MaxWalkSAT is a variant of WalkSAT designed to solve the weighted satisfiability problem, in which each clause has associated with a weight, and the goal is to find an assignment—one which may or may not satisfy the entire formula—that maximizes the total weight of the clauses satisfied by that assignment.

## References

• Henry Kautz and B. Selman (1996). Pushing the envelope: planning, propositional logic, and stochastic search. In Proceedings of the Thirteenth National Conference on Artificial Intelligence (AAAI'96), pages 1194–1201.

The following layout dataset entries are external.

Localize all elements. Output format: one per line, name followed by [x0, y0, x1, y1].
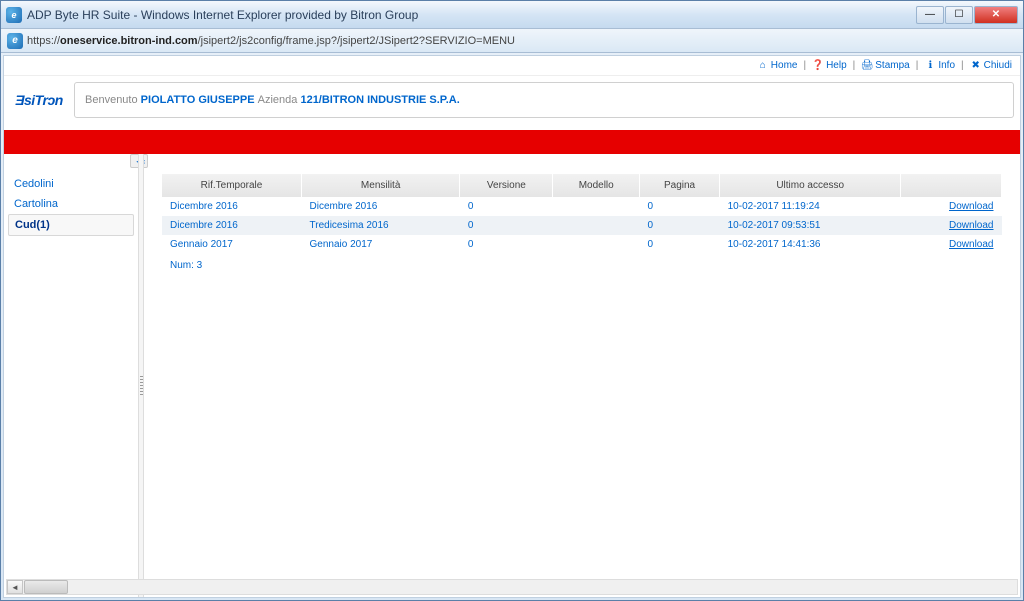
cell-mens: Tredicesima 2016	[302, 216, 460, 235]
col-download	[901, 174, 1002, 197]
url-display[interactable]: https://oneservice.bitron-ind.com/jsiper…	[27, 35, 515, 47]
home-icon: ⌂	[757, 60, 769, 72]
col-rif[interactable]: Rif.Temporale	[162, 174, 302, 197]
close-button[interactable]	[974, 6, 1018, 24]
table-footer: Num: 3	[162, 254, 1002, 277]
sidebar: Cedolini Cartolina Cud(1)	[4, 154, 138, 597]
logo: ƎsiTrɔn	[15, 92, 63, 108]
close-link[interactable]: ✖Chiudi	[970, 60, 1012, 72]
col-versione[interactable]: Versione	[460, 174, 553, 197]
help-link[interactable]: ❓Help	[812, 60, 847, 72]
documents-table: Rif.Temporale Mensilità Versione Modello…	[162, 174, 1002, 254]
col-modello[interactable]: Modello	[553, 174, 640, 197]
cell-download: Download	[901, 235, 1002, 254]
ie-icon	[6, 7, 22, 23]
welcome-bar: Benvenuto PIOLATTO GIUSEPPE Azienda 121/…	[74, 82, 1014, 118]
user-name: PIOLATTO GIUSEPPE	[141, 94, 255, 106]
page-content: ⌂Home | ❓Help | 🖨Stampa | ℹInfo | ✖Chiud…	[3, 55, 1021, 598]
print-icon: 🖨	[861, 60, 873, 72]
sidebar-item-cedolini[interactable]: Cedolini	[8, 174, 134, 194]
scroll-thumb[interactable]	[24, 580, 68, 594]
azienda-label: Azienda	[258, 94, 298, 106]
sidebar-wrap: Cedolini Cartolina Cud(1)	[4, 154, 144, 597]
top-links-bar: ⌂Home | ❓Help | 🖨Stampa | ℹInfo | ✖Chiud…	[4, 56, 1020, 76]
red-band	[4, 130, 1020, 154]
sidebar-splitter[interactable]	[138, 154, 144, 597]
cell-ver: 0	[460, 235, 553, 254]
table-header-row: Rif.Temporale Mensilità Versione Modello…	[162, 174, 1002, 197]
maximize-button[interactable]	[945, 6, 973, 24]
cell-mod	[553, 216, 640, 235]
cell-mens: Dicembre 2016	[302, 197, 460, 216]
cell-mod	[553, 235, 640, 254]
cell-pag: 0	[640, 235, 720, 254]
col-mensilita[interactable]: Mensilità	[302, 174, 460, 197]
table-row[interactable]: Dicembre 2016 Tredicesima 2016 0 0 10-02…	[162, 216, 1002, 235]
sidebar-item-cud[interactable]: Cud(1)	[8, 214, 134, 236]
titlebar: ADP Byte HR Suite - Windows Internet Exp…	[1, 1, 1023, 29]
logo-area: ƎsiTrɔn	[4, 76, 74, 124]
help-icon: ❓	[812, 60, 824, 72]
minimize-button[interactable]	[916, 6, 944, 24]
home-link[interactable]: ⌂Home	[757, 60, 798, 72]
download-link[interactable]: Download	[949, 239, 993, 250]
table-row[interactable]: Dicembre 2016 Dicembre 2016 0 0 10-02-20…	[162, 197, 1002, 216]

• Papadimitriou, Christos H. (1991), "On selecting a satisfying truth assignment", Proceedings of the 32nd Annual Symposium on Foundations of Computer Science, pp. 163–169, doi:10.1109/SFCS.1991.185365, ISBN 978-0-8186-2445-2.
• Schöning, U. (1999), "A probabilistic algorithm for k-SAT and constraint satisfaction problems", Proceedings of 40th Annual Symposium on Foundations of Computer Science, pp. 410–414, CiteSeerX 10.1.1.132.6306, doi:10.1109/SFFCS.1999.814612, ISBN 978-0-7695-0409-4.
• B. Selman and Henry Kautz (1993). Domain-Independent Extension to GSAT: Solving Large Structured Satisfiability Problems. In Proceedings of the Thirteenth International Joint Conference on Artificial Intelligence (IJCAI'93), pages 290–295.
• Bart Selman, Henry Kautz, and Bram Cohen. "Local Search Strategies for Satisfiability Testing." Final version appears in Cliques, Coloring, and Satisfiability: Second DIMACS Implementation Challenge, October 11–13, 1993. David S. Johnson and Michael A. Trick, eds. DIMACS Series in Discrete Mathematics and Theoretical Computer Science, vol. 26, AMS, 1996.
• B. Selman, H. Levesque, and D. Mitchell (1992). A new method for solving hard satisfiability problems. In Proceedings of the Tenth National Conference on Artificial Intelligence (AAAI'92), pages 440–446.